Making peace with all that transpired took time.
But what took the most time was trying to figure out who I was now. I turned 40 in December 2017, and it was one of the most monumental birthdays I’ve ever had. I was thrilled to turn 40. Thrilled to have reached this fresh chapter in my life, just as I am thrilled to be ending this decade. As 2020 comes rushing at us, I find that for the first time in a while, I’m feeling hopeful. I am feeling at peace. More settled inside my physical body than ever before. Centered and determined.
I’ve earned this.
I brought my writing desk out from storage. A good friend worked some magic on my old laptop and got it working again. I may not have it all figured out yet, but one thing is for certain, I need to write. I need to go back to my community of Regulars and hope they understand my disappearance. I need to rejoin the world and bring my unique perspective to the table.
I’ve been to hell and back more times than I can count, but here I am, still standing. Stronger and determined, but content and peaceful at the same time. I had to do the work to get here.
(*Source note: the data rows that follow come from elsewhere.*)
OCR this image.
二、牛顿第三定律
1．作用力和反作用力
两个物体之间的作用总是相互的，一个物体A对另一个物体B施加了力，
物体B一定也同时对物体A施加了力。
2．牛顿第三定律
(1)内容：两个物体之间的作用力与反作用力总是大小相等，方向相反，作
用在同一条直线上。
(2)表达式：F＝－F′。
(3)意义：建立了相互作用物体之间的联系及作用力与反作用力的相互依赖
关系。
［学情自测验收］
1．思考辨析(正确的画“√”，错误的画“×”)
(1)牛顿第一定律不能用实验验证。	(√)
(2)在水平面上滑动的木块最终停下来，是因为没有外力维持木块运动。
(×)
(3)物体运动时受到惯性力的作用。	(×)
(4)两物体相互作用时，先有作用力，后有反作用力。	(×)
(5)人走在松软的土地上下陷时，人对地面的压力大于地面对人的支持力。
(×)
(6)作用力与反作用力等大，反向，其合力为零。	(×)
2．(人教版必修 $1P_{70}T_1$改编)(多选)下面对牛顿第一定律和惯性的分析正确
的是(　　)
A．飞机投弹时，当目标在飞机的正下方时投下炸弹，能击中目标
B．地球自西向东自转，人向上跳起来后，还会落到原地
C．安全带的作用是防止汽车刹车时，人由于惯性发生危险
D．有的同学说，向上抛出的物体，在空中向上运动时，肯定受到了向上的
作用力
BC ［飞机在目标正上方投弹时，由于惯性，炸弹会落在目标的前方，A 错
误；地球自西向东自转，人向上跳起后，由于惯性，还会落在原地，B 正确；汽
I hope that all of you who have been with me from the beginning, joined somewhere along the way, or are just finding me now, come along with me on this new adventure. I promise to always be real with you. Life is too short for anything less.
I won’t sugarcoat this – I am scared to start again. Losing everything I worked so hard for hurt me deeply. More deeply than I realized. Starting over, recommitting myself, and allowing myself to dream again is harder than it should be, but it’s not as hard as finding the courage to believe in myself has been. I do not know what the future holds or what my tomorrows will look like; I just know I need to show up and do my best every day. There is no manual to life, we’re all just making it up as we go, but I am not afraid of making mistakes, I am, however, scared to death of not even trying.
Closing the chapter of this decade is over, and it’s time to start fresh. That’s is one of the most beautiful things with life – the power of new beginnings.